January 21, 2020 (LifeSiteNews) – On January 10, Pope Francis granted a private audience to Reverend Michael Jonas, pastor of the Lutheran Evangelical Community in Rome. In a subsequent interview with the official website of the Evangelical Church in Germany (EKD),, Jonas reports on his conversation with the Pope, saying that the Pope “stressed” that “Catholics and Protestants are very close to one another in what they do in their public worship [Gottesdienst].”
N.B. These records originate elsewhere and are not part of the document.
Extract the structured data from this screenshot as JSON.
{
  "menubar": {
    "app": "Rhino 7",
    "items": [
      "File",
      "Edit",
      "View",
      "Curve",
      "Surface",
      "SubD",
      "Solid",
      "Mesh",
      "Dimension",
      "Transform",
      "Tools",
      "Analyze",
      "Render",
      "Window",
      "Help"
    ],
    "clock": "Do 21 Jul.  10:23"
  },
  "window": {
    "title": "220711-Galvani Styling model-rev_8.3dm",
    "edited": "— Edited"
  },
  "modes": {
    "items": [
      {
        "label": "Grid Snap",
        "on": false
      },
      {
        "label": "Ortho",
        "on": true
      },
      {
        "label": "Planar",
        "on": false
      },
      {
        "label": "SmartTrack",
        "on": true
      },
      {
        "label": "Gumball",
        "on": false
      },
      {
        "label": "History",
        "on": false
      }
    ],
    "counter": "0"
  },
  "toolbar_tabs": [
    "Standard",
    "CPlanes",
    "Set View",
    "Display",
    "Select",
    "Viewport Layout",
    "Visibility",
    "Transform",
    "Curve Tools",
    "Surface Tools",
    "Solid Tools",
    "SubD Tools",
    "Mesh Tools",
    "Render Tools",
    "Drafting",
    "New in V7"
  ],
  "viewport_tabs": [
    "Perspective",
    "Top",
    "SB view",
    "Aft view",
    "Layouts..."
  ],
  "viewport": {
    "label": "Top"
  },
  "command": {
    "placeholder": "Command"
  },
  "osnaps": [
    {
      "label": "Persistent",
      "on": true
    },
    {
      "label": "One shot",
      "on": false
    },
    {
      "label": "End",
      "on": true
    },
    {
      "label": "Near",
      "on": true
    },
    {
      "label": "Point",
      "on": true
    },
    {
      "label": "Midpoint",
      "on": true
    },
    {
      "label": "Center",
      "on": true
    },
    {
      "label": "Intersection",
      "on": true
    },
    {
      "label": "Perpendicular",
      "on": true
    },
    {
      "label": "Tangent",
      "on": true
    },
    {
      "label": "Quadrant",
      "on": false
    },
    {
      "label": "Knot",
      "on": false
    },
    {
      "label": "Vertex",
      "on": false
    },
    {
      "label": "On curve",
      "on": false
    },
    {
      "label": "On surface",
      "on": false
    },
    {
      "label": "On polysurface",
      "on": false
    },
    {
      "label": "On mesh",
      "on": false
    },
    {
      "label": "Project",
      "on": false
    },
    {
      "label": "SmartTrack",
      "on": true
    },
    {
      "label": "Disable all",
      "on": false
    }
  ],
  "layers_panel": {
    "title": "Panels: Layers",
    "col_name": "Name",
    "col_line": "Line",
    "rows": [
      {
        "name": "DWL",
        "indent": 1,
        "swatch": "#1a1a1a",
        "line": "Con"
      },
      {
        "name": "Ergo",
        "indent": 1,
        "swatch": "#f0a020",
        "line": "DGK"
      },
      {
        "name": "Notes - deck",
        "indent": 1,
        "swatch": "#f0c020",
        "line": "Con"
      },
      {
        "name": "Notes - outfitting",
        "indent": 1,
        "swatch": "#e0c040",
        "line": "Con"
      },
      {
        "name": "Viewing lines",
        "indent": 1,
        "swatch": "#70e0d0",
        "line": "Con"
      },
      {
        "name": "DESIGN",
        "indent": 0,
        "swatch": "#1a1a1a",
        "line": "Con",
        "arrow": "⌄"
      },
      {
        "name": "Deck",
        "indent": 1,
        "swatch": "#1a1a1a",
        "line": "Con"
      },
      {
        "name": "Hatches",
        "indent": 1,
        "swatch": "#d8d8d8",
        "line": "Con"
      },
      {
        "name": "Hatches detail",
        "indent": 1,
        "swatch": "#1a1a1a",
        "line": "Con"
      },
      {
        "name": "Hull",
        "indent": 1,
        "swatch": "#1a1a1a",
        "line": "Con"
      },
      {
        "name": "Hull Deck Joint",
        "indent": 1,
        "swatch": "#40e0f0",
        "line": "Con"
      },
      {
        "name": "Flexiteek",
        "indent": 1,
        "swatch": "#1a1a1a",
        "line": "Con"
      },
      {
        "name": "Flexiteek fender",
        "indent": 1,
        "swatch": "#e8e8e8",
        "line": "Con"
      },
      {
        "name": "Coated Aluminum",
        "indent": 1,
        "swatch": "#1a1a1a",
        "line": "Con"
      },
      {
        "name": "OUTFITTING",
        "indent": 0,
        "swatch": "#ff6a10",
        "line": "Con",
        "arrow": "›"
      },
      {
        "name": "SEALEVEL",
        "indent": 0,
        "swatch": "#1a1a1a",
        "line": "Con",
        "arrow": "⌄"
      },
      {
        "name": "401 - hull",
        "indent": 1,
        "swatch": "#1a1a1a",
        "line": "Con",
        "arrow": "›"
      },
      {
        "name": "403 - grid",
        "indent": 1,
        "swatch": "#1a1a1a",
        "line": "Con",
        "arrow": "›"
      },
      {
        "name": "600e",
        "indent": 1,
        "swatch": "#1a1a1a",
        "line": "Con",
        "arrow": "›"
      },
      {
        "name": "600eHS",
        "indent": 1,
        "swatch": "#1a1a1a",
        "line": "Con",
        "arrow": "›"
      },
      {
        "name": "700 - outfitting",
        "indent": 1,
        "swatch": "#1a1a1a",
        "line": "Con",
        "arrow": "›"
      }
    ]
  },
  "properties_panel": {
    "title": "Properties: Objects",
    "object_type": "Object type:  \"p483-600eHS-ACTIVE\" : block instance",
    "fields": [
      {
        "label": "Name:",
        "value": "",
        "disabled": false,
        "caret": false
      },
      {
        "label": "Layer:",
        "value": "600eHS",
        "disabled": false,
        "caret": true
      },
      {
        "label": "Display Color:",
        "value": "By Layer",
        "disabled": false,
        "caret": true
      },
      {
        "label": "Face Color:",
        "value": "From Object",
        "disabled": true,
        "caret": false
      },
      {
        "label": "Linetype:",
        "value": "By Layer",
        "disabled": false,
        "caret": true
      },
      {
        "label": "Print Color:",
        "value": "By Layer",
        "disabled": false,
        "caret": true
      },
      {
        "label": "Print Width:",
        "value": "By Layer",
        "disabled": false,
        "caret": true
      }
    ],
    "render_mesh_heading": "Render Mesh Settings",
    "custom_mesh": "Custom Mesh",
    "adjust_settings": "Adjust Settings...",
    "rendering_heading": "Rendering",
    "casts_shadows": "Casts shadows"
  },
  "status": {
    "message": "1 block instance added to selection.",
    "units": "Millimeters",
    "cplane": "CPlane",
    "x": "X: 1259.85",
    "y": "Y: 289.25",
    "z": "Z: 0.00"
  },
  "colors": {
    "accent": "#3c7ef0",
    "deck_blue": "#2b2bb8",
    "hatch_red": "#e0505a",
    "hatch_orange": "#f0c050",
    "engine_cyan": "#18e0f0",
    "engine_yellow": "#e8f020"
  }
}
He also reported that the Pope then referred to an incident where a Catholic priest helped a Lutheran minister in celebrating a liturgy of the word for his Lutheran community.

This interview with had sparked interest both in German-speaking and English-speaking outlets.

The minister’s claim that the Pope told him that the Catholic Mass and a Lutheran worship service are very similar is causing a stir in some Catholic circles.

Lutheran teaching holds that Christ is present “in, with, and under the consecrated bread and wine, meaning that both Christ’s body and blood and the bread and wine are present from the consecration until the end of the ceremony, at which point Christ’s presence departs. Lutherans do not explain how Our Lord thus manifests Himself, with some rejecting the terms “consubstantiation” and “transsubstantation” alike.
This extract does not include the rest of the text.